The SWP was criticized at the time by Leon Trotsky, who had serious concerns that in their methods there existed symptoms that could lead to opportunism, of trying to find short cuts where none existed. As he put it, “You propose a trade union policy not a Bolshevik policy. Bolshevik policies begin outside the trade unions. The worker is an honest trade unionist but far from Bolshevik politics. The honest militant can develop but it is not identical with being a Bolshevik.” Trotsky’s criticisms were later proved correct, as the SWP continued to adapt itself to sections of the union bureaucracy and ended up losing a whole layer of workers won over in the pitched struggles of the 1930s. Unfortunately, after Trotsky’s death, the SWP lost its course on this and a whole series of other domestic and international questions.
Today, the unions are on the defensive. Just 12.4 percent of US workers are unionized, companies like GM are laying of tens of thousands of union workers and the story is the same elsewhere. Similar to the period leading up to the Teamsters strikes, the unions are dominated by a conservative bureaucracy tied hand and foot to Big Business, unable to fight for even basic reforms like the EFCA. They’ve done nothing serious to answer the attacks of the employers and the government for decades. In fact, they play key role in maintaining class peace by subordinating the workers’ interests to the bosses and keeping them tied to the Democratic Party. But, as the experience of the Minneapolis Teamsters strike proved 75 years ago, the unions can be transformed, practically overnight when the workers begin looking towards the unions for an answer to their problems, and especially if there are dedicated militants in the unions who can win them to class struggle methods.

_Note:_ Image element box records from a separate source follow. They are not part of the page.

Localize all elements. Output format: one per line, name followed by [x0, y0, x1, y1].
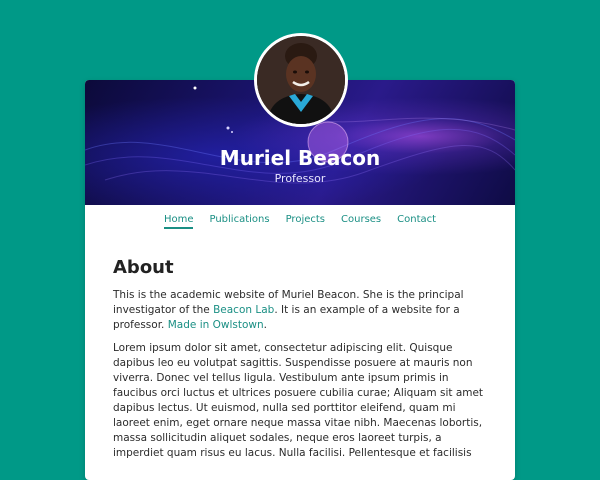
profile-photo: [257, 36, 345, 124]
profile-name: Muriel Beacon: [219, 146, 381, 170]
nav-contact[interactable]: Contact: [397, 214, 436, 227]
intro-text-3: .: [263, 319, 267, 331]
owlstown-link[interactable]: Made in Owlstown: [168, 319, 264, 331]
profile-card: Muriel Beacon Professor Home Publication…: [85, 80, 515, 480]
intro-paragraph: This is the academic website of Muriel B…: [113, 288, 487, 333]
lorem-paragraph: Lorem ipsum dolor sit amet, consectetur …: [113, 342, 484, 459]
nav-home[interactable]: Home: [163, 214, 194, 229]
profile-role: Professor: [274, 172, 326, 185]
beacon-lab-link[interactable]: Beacon Lab: [213, 304, 274, 316]
about-heading: About: [113, 257, 174, 278]
about-section: About This is the academic website of Mu…: [85, 257, 515, 461]
nav-projects[interactable]: Projects: [286, 214, 325, 227]
avatar: [254, 33, 348, 127]
nav-courses[interactable]: Courses: [341, 214, 381, 227]
main-nav: Home Publications Projects Courses Conta…: [85, 205, 515, 253]
nav-publications[interactable]: Publications: [209, 214, 269, 227]
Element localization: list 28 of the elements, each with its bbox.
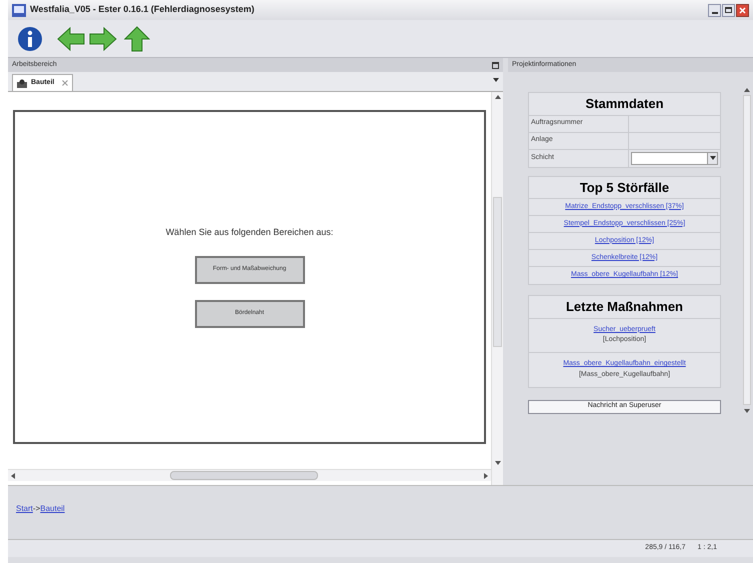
breadcrumb-link[interactable]: Start [16,502,33,514]
prompt-text: Wählen Sie aus folgenden Bereichen aus: [166,226,334,239]
maximize-button[interactable] [722,4,735,16]
window-title: Westfalia_V05 - Ester 0.16.1 (Fehlerdiagnosesystem) [30,3,256,16]
close-button[interactable] [736,4,749,16]
scroll-down-icon[interactable] [494,461,500,465]
close-icon [739,6,746,14]
panel-toggle-icon[interactable] [492,62,499,68]
breadcrumb-separator: -> [32,502,40,514]
scroll-left-icon[interactable] [11,472,15,478]
close-tab-icon[interactable] [62,80,68,86]
minimize-button[interactable] [708,4,721,16]
vertical-scrollbar[interactable] [491,92,503,485]
info-icon[interactable] [16,24,44,52]
forward-arrow-icon[interactable] [88,26,118,52]
section-title: Top 5 Störfälle [529,176,720,199]
section-title: Letzte Maßnahmen [529,296,720,318]
part-icon [17,78,27,88]
horizontal-scrollbar[interactable] [8,469,491,481]
home-arrow-icon[interactable] [124,26,150,52]
breadcrumb-link[interactable]: Bauteil [40,502,65,514]
scroll-down-icon[interactable] [744,409,750,413]
tab-list-icon[interactable] [493,78,499,82]
shift-dropdown[interactable] [631,152,718,164]
scroll-up-icon[interactable] [494,95,500,99]
back-arrow-icon[interactable] [56,26,86,52]
app-icon [12,4,26,16]
caret-icon [710,156,716,160]
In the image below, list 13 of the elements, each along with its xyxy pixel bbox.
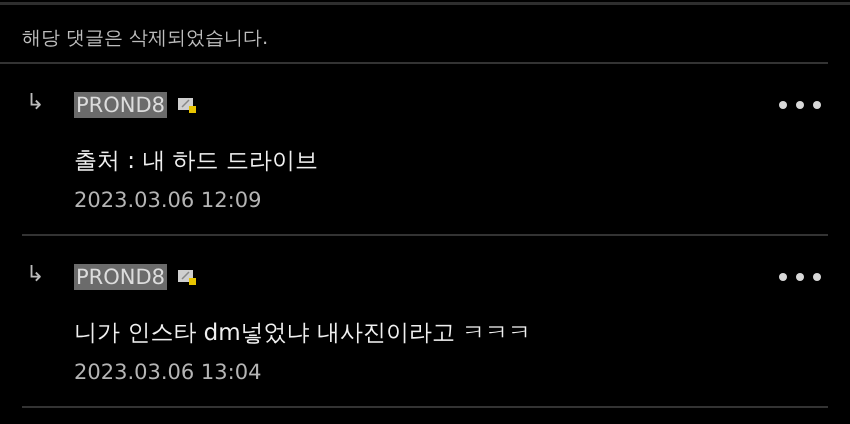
- reply-arrow: ↳: [25, 89, 46, 117]
- comment-text: 출처 : 내 하드 드라이브: [74, 147, 319, 176]
- comment-text: 니가 인스타 dm넣었냐 내사진이라고 ㅋㅋㅋ: [74, 319, 532, 348]
- memo-icon: [177, 268, 198, 286]
- reply-arrow: ↳: [25, 261, 46, 289]
- username[interactable]: PROND8: [74, 92, 168, 118]
- comment-date: 2023.03.06 13:04: [74, 360, 262, 384]
- username[interactable]: PROND8: [74, 264, 168, 290]
- memo-icon: [177, 96, 198, 114]
- more-options-icon[interactable]: [778, 272, 822, 282]
- more-options-icon[interactable]: [778, 100, 822, 110]
- comment-date: 2023.03.06 12:09: [74, 188, 262, 212]
- deleted-comment-notice: 해당 댓글은 삭제되었습니다.: [0, 5, 828, 64]
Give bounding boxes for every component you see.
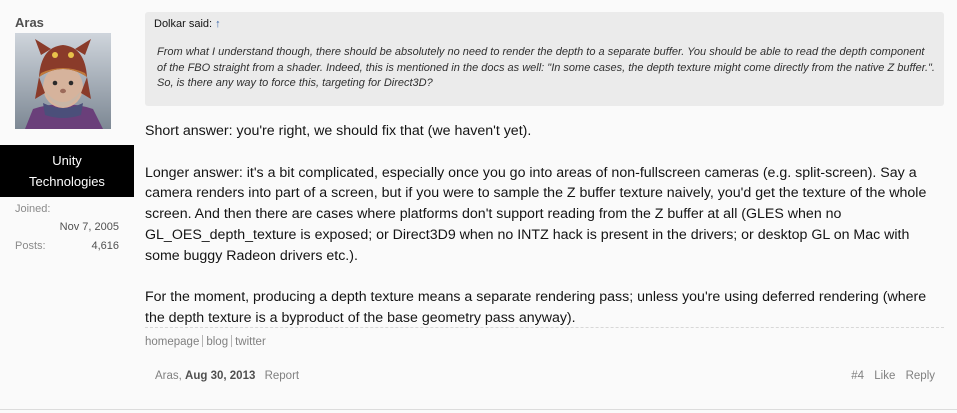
- user-title-banner: Unity Technologies: [0, 145, 134, 197]
- signature: homepage blog twitter: [145, 335, 266, 348]
- separator: [231, 335, 233, 347]
- signature-divider: [145, 327, 944, 328]
- avatar-image: [15, 33, 111, 129]
- separator: [202, 335, 204, 347]
- username[interactable]: Aras: [15, 15, 44, 30]
- posts-label: Posts:: [15, 240, 46, 252]
- blog-link[interactable]: blog: [206, 336, 228, 348]
- arrow-up-icon[interactable]: ↑: [215, 18, 221, 30]
- joined-value: Nov 7, 2005: [59, 221, 119, 233]
- post-date[interactable]: Aug 30, 2013: [185, 370, 255, 382]
- user-title-line1: Unity: [52, 153, 82, 168]
- post-footer-right: #4 Like Reply: [844, 370, 935, 382]
- joined-label: Joined:: [15, 203, 51, 215]
- quote-text: From what I understand though, there sho…: [157, 46, 935, 89]
- user-title-line2: Technologies: [29, 174, 105, 189]
- twitter-link[interactable]: twitter: [235, 336, 266, 348]
- quote-block: Dolkar said: ↑ From what I understand th…: [145, 12, 944, 106]
- avatar[interactable]: [15, 33, 111, 129]
- message-paragraph: For the moment, producing a depth textur…: [145, 289, 927, 327]
- quote-author[interactable]: Dolkar said:: [154, 18, 212, 30]
- forum-post: Aras Unity Technologies Joined: Nov 7, 2…: [0, 0, 957, 413]
- user-sidebar: Aras Unity Technologies Joined: Nov 7, 2…: [0, 0, 134, 413]
- homepage-link[interactable]: homepage: [145, 336, 199, 348]
- post-number-link[interactable]: #4: [851, 370, 864, 382]
- post-footer-left: Aras, Aug 30, 2013 Report: [155, 370, 299, 382]
- post-main: Dolkar said: ↑ From what I understand th…: [134, 0, 957, 413]
- reply-button[interactable]: Reply: [906, 370, 935, 382]
- like-button[interactable]: Like: [874, 370, 895, 382]
- message-paragraph: Short answer: you're right, we should fi…: [145, 123, 532, 139]
- message-body: Short answer: you're right, we should fi…: [145, 121, 945, 350]
- quote-header: Dolkar said: ↑: [154, 18, 221, 30]
- posts-value[interactable]: 4,616: [91, 240, 119, 252]
- report-button[interactable]: Report: [265, 370, 300, 382]
- post-bottom-divider: [0, 409, 957, 410]
- post-author[interactable]: Aras,: [155, 370, 182, 382]
- message-paragraph: Longer answer: it's a bit complicated, e…: [145, 164, 927, 264]
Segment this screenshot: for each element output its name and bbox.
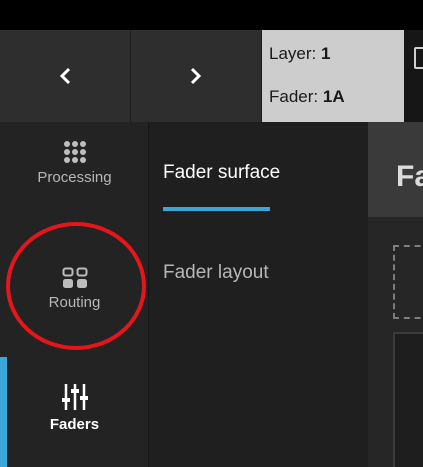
sidebar-item-label: Faders — [49, 416, 100, 433]
sub-navigation: Fader surface Fader layout — [149, 122, 368, 467]
navigation-bar: Layer: 1 Fader: 1A — [0, 30, 423, 122]
layer-value: 1 — [320, 44, 331, 63]
page-title: Fa — [396, 160, 423, 193]
layer-label: Layer: — [269, 44, 317, 63]
panel-icon[interactable] — [414, 47, 423, 69]
chevron-left-icon — [59, 67, 71, 85]
app-window: Layer: 1 Fader: 1A Processing Routing Fa… — [0, 0, 423, 467]
drop-zone[interactable] — [393, 245, 423, 319]
content-panel — [393, 332, 423, 467]
sidebar-item-processing[interactable]: Processing — [0, 140, 149, 186]
layer-info: Layer: 1 — [269, 44, 330, 64]
fader-value: 1A — [322, 87, 345, 106]
sidebar-item-faders[interactable]: Faders — [0, 383, 149, 433]
main-panel: Fa — [368, 122, 423, 467]
top-strip — [0, 0, 423, 30]
fader-label: Fader: — [269, 87, 319, 106]
icon-sidebar: Processing Routing Faders — [0, 122, 149, 467]
layer-fader-info: Layer: 1 Fader: 1A — [262, 30, 404, 122]
main-header: Fa — [368, 122, 423, 217]
sidebar-item-label: Routing — [48, 294, 101, 311]
subnav-item-fader-layout[interactable]: Fader layout — [163, 262, 269, 284]
routing-icon — [62, 267, 87, 288]
faders-icon — [61, 384, 88, 410]
sidebar-item-routing[interactable]: Routing — [0, 267, 149, 311]
sidebar-item-label: Processing — [37, 169, 112, 186]
back-button[interactable] — [0, 30, 131, 122]
forward-button[interactable] — [131, 30, 262, 122]
grid-dots-icon — [63, 141, 86, 163]
fader-info: Fader: 1A — [269, 87, 345, 107]
chevron-right-icon — [190, 67, 202, 85]
header-right-area — [404, 30, 423, 122]
subnav-item-fader-surface[interactable]: Fader surface — [163, 162, 280, 184]
selected-underline — [163, 207, 270, 211]
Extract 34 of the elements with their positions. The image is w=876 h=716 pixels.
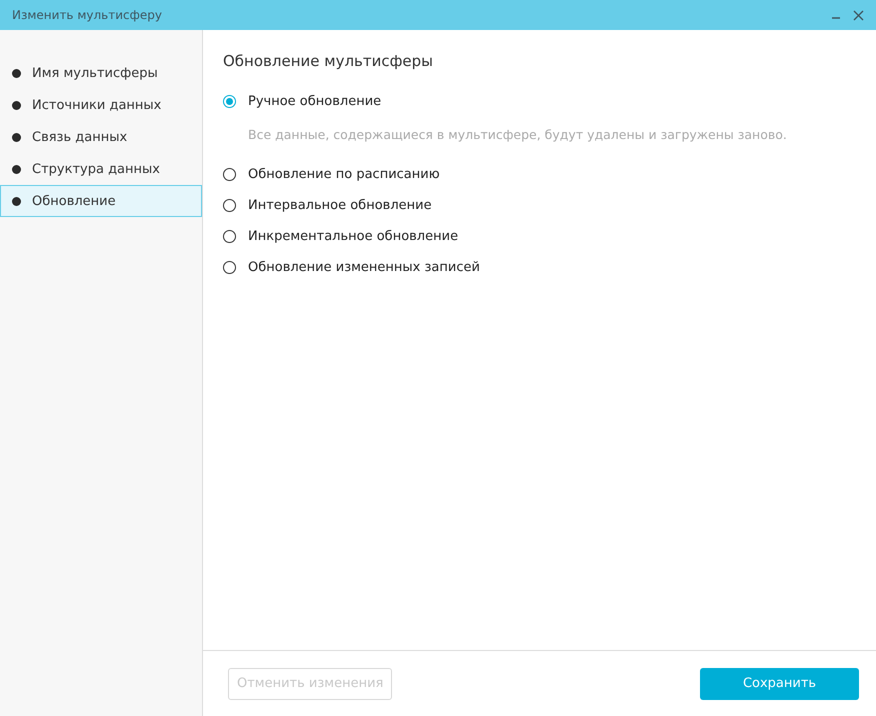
sidebar-item[interactable]: Структура данных [0,153,202,185]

While for the time being the working class largely has its head down under the weight of the recession, as many are worried about just having a job and a roof overhead, when the class begins to feel more secure in its position it can and will strike back with a vengeance. This is why a key task of the US working class is the struggle to transform the unions into real organs of class struggle and to break with the political parties of the bosses.